Grover Washington, Jr., was born on this day in 1943 and died on December 17, 1999. He was a tenor, alto and soprano saxophonist who had huge success as a popular artist, in great part because his 1974 album Mister Magic was high on the pop, soul and R&B charts for weeks. He followed with additional best-selling albums and singles. Predictably, his ability as a hit-maker had critics reaching for their sharp knives, but far from being a sellout, Washington was a superbly inventive jazz soloist whose rhythm and blues roots strengthened his improvisations.

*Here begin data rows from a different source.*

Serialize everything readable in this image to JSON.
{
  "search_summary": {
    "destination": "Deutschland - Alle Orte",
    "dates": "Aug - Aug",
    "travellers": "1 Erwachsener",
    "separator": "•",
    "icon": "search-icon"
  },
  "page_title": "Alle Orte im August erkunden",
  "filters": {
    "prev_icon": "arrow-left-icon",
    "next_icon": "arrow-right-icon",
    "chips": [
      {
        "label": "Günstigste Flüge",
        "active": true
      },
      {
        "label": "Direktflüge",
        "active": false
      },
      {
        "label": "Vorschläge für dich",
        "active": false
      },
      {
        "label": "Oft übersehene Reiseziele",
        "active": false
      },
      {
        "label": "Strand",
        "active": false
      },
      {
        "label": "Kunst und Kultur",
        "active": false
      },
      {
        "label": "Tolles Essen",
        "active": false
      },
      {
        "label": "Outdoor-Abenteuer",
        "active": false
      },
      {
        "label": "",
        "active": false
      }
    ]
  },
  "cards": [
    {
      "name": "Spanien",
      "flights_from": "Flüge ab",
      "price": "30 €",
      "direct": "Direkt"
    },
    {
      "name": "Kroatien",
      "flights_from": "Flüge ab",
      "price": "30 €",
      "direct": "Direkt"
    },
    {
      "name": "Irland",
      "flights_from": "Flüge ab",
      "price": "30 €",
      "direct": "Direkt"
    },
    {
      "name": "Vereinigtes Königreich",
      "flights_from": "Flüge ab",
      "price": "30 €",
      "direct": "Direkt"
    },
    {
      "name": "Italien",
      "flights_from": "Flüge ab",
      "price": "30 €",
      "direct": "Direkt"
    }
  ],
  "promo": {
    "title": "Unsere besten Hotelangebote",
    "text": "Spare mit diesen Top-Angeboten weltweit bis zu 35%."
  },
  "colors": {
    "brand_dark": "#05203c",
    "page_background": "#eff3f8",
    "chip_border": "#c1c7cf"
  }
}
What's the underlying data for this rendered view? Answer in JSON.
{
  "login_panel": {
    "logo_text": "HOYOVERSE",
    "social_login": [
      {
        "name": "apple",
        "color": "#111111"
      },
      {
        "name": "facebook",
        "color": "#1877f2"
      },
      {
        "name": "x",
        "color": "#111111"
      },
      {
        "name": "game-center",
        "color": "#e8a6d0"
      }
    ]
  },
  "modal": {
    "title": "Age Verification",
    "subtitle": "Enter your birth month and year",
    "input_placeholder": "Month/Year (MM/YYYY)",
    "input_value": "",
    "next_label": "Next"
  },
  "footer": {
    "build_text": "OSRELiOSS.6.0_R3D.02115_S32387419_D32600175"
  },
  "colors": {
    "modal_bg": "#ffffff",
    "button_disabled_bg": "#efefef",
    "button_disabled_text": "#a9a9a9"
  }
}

His posthumously released Aria, with its variations on opera music and superb arrangements by Bob Freedman, was one of the best albums of 2000.
Here are Washington and his band before a Philadelphia audience in 1981, playing “Mister Magic.” In addition to his own work, this is notable for a gritty guitar solo by Washington’s omnipresent sidekick Eric Gale and the collaboration between drummer Steve Gadd and percussionist Ralph Mcdonald. Richard Tee is on piano, Paul Griffin on synthesizer
An excerpt from the liner notes for the Mister Magic album:
During an engagement with his quartet at the Half Note, New York’s venerable jazz club, Grover was pulling in the expected audience of hip young black people familiar with his recorded versions of pop hits. One evening a certain crusty jazz veteran noted for his musicianship and his acid critiques wandered in and sat scowling at the bar. When the set ended the scowl remained, but there was an announcement to no one and everyone in the gruffest of stage whispers.
“Cat can play.”
It was a benediction equivalent to a bushel of five-star reviews.
For reasons I have forgotten, I didn’t include the name of that musician in the notes. I see no reason why it shouldn’t appear now. It was Charles Mingus.